De nombreux artistes contemporains, en particulier les photographes, ont observé l’émergence de ces espaces en faisant de la ville un territoire d’expression qui sied à leur art. Ce sont ces lieux qu’ils ont interrogé et en bons observateurs de leur environnement, leurs travaux en disent beaucoup sur l’évolution de l’empreinte humaine dans ces zones péri-urbaines.
La ville est entrée dans une nouvelle ère. Fini le Paris romantique de Doisneau ou Willy Ronis. Elle est désormais multiple. L’idée d’une ville au service des individus s’est muée en renversement pervers: la modernité dorénavant enclave l’homme. Conséquence : l’homme se retrouve isolé dans la cité, seul et perdu dans la foule. Le photographe suisse contemporain Beat Streuli a bien compris cette évolution et son travail s’évertue à fixer le flux des passants des grandes agglomérations. Le photographe contemporain américain Philip-Lorca di Corcia restitue, avec son propre langage esthétique, cette errance humaine dans la jungle urbaine. En témoignent ses travaux des années 80 dans la ville de Los Angeles
Mais comment en est-on arrivé là ? Comment avons-nous transformé un lieu, la ville, en une jungle moderne et étouffante, repoussant à sa périphérie ses habitants et des constructions commerciales standardisées ? Là encore, certains photographes ont très tôt compris l’intérêt de la photographie urbaine pour témoigner de cette évolution. L’acte photographique devient un enregistrement de l’époque…
On peut débuter avec le précurseur, Eugène Atget, considéré comme le père de la photographie moderne. Atget, avec ses photos des rues de Paris, a constitué une base documentaire inestimable pour l’urbanisme parisien. C’est un des premiers à photographier des lieux, sans présence humaine, qui amène un nouveau regard sur l’évolution urbaine.
Puis, au fur et à mesure de l’évolution de la pratique photographique, des artistes du siècle précédent ont perfectionné l’idée de photographier, par séries thématiques, et sur un ton neutre, des lieux qui ne présentent pas d’intérêt particulier. Ces photos représentent un constat ou encore un inventaire de l’activité humaine.

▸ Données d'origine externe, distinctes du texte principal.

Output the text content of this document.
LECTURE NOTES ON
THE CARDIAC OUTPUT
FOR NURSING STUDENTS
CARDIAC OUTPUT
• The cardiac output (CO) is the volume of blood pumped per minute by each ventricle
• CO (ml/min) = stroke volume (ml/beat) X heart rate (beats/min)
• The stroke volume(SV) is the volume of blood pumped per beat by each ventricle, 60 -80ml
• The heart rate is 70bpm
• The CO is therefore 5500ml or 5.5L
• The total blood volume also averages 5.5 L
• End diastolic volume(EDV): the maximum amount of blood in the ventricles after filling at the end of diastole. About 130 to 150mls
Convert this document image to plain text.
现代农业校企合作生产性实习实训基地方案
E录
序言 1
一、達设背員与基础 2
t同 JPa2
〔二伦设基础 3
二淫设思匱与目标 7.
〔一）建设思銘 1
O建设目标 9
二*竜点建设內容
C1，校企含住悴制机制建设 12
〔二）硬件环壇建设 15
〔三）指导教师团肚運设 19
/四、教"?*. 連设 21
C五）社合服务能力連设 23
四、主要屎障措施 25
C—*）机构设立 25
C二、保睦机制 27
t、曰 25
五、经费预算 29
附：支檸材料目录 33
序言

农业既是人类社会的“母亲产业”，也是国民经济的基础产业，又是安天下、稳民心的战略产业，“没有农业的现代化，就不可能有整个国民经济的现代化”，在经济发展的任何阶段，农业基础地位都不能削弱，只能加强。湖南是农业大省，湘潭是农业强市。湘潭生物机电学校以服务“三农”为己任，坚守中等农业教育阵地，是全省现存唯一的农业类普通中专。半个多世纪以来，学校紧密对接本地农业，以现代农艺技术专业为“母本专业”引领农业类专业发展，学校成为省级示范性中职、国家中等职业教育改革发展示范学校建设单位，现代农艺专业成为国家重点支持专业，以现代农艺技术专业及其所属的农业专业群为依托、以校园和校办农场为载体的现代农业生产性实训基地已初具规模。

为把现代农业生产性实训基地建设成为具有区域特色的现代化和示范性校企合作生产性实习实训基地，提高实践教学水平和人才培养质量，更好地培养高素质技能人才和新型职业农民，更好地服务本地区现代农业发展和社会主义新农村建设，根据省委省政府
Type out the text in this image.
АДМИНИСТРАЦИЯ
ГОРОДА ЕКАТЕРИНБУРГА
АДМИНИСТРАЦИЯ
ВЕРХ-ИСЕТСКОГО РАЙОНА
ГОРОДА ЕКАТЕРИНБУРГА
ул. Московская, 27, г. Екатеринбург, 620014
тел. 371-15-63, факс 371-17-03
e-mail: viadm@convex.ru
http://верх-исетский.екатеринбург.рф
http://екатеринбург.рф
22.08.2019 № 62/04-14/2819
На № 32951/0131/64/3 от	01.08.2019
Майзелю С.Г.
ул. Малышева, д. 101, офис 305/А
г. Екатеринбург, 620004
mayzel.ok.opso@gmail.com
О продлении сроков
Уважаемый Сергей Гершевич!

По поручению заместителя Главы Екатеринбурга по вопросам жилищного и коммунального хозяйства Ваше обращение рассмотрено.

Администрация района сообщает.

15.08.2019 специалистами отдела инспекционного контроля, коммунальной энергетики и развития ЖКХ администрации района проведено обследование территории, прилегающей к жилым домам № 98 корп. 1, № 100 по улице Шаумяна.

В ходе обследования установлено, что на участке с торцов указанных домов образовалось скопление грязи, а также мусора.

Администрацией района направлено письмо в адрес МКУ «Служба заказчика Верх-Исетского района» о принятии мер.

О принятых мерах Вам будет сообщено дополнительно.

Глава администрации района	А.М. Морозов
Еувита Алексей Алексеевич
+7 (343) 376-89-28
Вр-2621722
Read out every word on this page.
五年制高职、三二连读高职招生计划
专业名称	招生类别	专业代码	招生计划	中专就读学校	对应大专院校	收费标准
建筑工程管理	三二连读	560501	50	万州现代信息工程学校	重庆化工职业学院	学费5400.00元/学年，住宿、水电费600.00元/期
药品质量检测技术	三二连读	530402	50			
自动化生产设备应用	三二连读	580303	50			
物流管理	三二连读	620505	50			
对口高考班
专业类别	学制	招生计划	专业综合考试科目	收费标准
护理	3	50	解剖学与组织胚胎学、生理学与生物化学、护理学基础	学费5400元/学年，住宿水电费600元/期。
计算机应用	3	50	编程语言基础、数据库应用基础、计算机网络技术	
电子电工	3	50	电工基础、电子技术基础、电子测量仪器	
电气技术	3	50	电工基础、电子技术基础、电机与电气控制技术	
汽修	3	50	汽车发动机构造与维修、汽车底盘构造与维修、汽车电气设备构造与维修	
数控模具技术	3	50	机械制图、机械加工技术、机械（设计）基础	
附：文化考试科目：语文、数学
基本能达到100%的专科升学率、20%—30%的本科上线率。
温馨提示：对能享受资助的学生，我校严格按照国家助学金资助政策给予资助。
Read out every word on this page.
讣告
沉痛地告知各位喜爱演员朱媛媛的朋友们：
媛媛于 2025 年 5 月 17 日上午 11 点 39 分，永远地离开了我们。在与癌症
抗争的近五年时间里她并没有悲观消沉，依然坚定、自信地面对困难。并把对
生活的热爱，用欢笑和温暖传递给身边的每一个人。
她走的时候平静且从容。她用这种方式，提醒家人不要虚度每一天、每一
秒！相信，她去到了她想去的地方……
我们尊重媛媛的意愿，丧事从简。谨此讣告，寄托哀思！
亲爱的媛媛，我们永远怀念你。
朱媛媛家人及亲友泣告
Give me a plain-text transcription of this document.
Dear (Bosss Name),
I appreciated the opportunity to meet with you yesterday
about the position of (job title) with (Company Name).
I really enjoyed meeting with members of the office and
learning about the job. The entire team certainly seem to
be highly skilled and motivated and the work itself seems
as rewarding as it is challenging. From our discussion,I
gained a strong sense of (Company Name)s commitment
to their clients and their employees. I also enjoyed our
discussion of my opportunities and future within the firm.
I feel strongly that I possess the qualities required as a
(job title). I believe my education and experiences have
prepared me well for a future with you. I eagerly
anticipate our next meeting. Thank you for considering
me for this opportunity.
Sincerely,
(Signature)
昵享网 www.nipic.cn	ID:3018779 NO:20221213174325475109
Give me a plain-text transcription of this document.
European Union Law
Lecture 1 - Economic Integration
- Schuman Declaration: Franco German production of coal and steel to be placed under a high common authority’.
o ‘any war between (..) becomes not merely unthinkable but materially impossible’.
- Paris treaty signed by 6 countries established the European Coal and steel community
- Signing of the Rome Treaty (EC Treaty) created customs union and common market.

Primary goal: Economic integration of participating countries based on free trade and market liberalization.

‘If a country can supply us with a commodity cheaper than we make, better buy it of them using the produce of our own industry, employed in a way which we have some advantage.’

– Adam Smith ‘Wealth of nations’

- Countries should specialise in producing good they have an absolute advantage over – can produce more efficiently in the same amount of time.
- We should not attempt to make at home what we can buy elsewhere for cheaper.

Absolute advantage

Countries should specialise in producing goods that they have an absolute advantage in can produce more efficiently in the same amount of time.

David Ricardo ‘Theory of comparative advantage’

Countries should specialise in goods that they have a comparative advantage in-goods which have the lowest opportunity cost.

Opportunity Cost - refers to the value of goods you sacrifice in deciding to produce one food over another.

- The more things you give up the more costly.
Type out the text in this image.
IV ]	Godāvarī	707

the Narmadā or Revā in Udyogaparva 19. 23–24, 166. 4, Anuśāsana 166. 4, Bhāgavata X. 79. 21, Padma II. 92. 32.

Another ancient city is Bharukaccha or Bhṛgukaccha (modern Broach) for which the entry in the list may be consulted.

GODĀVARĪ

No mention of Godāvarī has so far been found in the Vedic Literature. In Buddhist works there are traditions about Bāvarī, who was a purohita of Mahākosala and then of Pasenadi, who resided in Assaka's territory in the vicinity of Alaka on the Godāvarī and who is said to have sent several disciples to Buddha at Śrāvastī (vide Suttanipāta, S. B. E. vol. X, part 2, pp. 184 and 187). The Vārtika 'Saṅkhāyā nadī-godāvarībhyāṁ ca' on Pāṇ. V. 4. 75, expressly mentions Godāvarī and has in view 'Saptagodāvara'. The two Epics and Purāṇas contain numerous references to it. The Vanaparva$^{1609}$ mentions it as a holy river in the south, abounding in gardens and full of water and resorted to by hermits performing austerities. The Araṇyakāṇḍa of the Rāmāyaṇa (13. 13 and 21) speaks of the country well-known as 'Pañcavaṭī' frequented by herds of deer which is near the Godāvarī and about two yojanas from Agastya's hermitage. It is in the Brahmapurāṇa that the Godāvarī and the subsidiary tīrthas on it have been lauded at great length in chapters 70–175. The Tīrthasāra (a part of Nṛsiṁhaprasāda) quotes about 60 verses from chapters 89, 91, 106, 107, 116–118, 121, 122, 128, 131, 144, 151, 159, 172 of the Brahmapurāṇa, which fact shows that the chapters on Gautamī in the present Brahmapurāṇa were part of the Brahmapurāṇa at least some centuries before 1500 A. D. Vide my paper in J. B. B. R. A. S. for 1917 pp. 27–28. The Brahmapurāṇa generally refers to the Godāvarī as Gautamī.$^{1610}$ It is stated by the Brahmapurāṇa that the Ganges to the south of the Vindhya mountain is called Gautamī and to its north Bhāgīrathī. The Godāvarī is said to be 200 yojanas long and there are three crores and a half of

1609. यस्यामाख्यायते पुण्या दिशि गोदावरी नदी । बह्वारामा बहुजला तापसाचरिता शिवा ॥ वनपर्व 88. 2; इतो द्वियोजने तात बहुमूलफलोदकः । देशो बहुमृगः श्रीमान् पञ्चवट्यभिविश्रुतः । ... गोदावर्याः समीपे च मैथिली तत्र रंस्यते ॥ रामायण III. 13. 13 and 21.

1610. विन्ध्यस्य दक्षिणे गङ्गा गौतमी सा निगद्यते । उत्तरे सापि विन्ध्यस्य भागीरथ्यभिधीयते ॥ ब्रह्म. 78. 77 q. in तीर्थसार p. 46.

Ed Rusha, artiste majeur de la photographie américaine du XX siècle, a travaillé sur des séries de photographies thématiques, dont une dédiée aux stations services. Le travail de Rusha est intéressant, car en plus de se tenir à une ligne de conduite stricte – neutralité des images- c’est un des premiers photographes à insérer ses clichés dans un livre.
Il affirme dans un entretien avec John Coplans, à propos de la série Twentysix Gasoline Stations, que : « …vous n’apprendrez pas forcément des choses avec mes livres. Les images dans ce livre ne servent que de support au contenu textuel. C’est pour cela que j’ai éliminé tout ce qui est texte dans mes livres – je veux un matériau absolument neutre. Mes images ne sont pas si intéressantes que ça, pas plus que leur contenu. Elles représentent simplement une collection de « faits » – comme si mon livre donnait à voir une suite de « readymade » ».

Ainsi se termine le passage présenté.